Here in Denver, even since John Elway left… every QB is compared to him heavily. It is getting incessant and deafening. It reminds me of the boy who had to utter in every after school movie: I’m not Timmy, Dad. Timmy is dead. My name is Sam and I like to dance. When will you accept me, dad?

After just watching the worst performance of a pro-football team I can ever remember… I know what is coming. For the next week, every yahoo sportswriter in Denver will be calling for Jake’s head. Every sentient being will want him fired and say I told you so. Problem with that is, had we won, every single yahoo sportswriter would say “he’s our boy! Told you so! Golden child, that Plummer… he just didn’t have a proper offense in Phoenix, that’s all.

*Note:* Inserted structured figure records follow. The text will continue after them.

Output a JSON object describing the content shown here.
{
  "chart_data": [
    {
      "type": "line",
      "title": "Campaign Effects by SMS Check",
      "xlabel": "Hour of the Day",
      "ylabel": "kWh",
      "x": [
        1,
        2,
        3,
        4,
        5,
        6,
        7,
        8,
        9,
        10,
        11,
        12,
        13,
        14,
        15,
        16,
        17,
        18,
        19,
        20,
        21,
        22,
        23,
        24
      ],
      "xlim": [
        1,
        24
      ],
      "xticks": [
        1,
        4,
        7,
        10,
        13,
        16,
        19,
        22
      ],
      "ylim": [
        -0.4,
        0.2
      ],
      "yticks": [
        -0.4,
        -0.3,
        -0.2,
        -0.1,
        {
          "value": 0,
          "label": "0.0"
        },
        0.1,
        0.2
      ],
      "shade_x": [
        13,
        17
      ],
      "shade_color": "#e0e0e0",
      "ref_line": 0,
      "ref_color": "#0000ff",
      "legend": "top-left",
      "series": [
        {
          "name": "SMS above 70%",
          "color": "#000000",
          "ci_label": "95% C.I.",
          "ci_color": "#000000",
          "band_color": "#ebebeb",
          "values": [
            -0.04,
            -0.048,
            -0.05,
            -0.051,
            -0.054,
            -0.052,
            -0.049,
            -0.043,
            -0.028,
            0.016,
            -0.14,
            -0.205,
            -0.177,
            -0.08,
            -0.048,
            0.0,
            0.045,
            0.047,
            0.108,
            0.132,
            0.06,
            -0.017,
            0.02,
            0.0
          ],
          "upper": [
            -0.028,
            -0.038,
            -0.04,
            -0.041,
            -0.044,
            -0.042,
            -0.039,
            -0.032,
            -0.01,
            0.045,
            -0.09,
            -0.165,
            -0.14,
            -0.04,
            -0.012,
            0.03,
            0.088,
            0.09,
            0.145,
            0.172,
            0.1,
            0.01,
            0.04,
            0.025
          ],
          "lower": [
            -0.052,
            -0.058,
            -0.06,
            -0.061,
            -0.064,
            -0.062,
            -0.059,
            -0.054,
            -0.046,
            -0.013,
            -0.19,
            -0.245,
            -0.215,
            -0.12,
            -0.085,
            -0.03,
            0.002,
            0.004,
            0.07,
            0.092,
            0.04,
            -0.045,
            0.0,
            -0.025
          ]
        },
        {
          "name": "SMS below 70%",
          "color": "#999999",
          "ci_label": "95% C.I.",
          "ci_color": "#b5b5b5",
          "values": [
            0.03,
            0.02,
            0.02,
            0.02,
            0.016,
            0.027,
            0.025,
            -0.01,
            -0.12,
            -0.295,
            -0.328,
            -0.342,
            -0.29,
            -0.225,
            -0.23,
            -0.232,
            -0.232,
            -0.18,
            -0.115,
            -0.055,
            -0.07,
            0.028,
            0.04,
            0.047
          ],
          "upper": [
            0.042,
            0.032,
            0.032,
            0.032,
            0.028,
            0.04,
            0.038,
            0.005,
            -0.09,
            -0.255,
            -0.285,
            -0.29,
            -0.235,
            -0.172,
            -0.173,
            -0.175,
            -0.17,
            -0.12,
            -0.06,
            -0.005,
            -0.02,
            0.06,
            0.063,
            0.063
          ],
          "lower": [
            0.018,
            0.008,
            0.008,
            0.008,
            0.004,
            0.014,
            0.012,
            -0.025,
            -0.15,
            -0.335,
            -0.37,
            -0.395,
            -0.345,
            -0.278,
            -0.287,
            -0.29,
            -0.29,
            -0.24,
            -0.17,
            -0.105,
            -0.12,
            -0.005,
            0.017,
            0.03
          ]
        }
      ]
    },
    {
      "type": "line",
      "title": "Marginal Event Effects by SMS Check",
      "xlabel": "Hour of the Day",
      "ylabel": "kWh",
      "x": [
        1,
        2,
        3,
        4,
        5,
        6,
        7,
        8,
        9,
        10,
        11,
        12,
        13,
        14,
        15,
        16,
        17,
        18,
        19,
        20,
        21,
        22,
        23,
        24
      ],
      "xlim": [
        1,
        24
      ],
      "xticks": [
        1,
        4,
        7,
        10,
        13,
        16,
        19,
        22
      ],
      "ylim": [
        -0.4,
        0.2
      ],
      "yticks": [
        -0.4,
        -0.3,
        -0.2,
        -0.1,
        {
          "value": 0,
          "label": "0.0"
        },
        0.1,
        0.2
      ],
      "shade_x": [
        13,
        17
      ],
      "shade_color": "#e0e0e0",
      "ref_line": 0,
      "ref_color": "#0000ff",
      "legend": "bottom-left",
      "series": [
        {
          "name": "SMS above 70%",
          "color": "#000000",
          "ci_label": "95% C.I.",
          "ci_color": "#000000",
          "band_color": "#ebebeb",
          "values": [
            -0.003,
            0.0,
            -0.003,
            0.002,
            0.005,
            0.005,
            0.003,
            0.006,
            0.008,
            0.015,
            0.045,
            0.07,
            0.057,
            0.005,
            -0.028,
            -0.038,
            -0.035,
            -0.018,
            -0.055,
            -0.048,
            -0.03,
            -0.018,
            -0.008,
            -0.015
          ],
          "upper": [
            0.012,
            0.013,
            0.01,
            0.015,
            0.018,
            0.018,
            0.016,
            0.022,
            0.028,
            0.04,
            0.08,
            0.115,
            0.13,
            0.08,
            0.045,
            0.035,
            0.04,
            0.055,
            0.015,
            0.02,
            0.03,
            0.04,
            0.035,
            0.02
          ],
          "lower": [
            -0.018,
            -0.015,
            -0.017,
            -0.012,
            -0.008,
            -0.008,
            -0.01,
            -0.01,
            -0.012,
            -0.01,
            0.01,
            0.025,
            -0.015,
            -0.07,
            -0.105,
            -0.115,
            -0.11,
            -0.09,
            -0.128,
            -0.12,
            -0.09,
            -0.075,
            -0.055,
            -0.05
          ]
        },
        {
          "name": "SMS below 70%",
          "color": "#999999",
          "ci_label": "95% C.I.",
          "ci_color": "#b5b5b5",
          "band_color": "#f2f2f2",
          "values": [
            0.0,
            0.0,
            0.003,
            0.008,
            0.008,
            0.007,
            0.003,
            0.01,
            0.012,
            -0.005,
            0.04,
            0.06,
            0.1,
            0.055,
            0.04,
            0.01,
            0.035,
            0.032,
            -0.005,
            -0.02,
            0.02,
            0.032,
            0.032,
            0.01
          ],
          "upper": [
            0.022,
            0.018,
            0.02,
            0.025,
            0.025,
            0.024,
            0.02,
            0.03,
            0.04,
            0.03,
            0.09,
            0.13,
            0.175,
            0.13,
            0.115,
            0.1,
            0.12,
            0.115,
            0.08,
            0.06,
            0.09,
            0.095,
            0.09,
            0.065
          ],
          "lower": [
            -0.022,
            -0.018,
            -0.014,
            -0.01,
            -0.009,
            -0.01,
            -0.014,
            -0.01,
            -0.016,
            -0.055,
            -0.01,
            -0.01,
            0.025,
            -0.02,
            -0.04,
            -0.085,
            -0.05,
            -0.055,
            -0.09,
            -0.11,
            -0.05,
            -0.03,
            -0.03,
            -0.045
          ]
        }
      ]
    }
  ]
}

The next thing they are going to do is call for coach Shannahan’s job. They are going to explain to you that Shanny hasn’t won a playoff game without Elway. This is true, but we have also had a winning season every season he has been here. Problem is, we just choke in the playoffs (big time).

The meaning of the phrase ‘if you see the Buddha in the road, kill him’ is this: Buddhism is inside you, and not about a deity. Buddhism is about living by a set of self governing rules that dictate you do no harm to others. It is called the ‘Eightfold path’. The Buddha declared while he was alive that he was NOT a supreme being or immortal. The point is that if you see the Buddha in the road, you are not practicing Buddhism. Buddhism is about yourself and what’s inside. Buddhism is about your choices and actions. So, if you see the Buddha in the road… kill him. Kill him because he represents your desires and manifestations of outward grace and spirituality.

This is about attachment, and ego.

What every single QB we have had has needed and wanted to say to the media: I am not John Elway Peyton Manning,  dad. I wasn’t and never will be. He is gone forever, and I need you to accept that.  I just want to dance!  When will you accept that?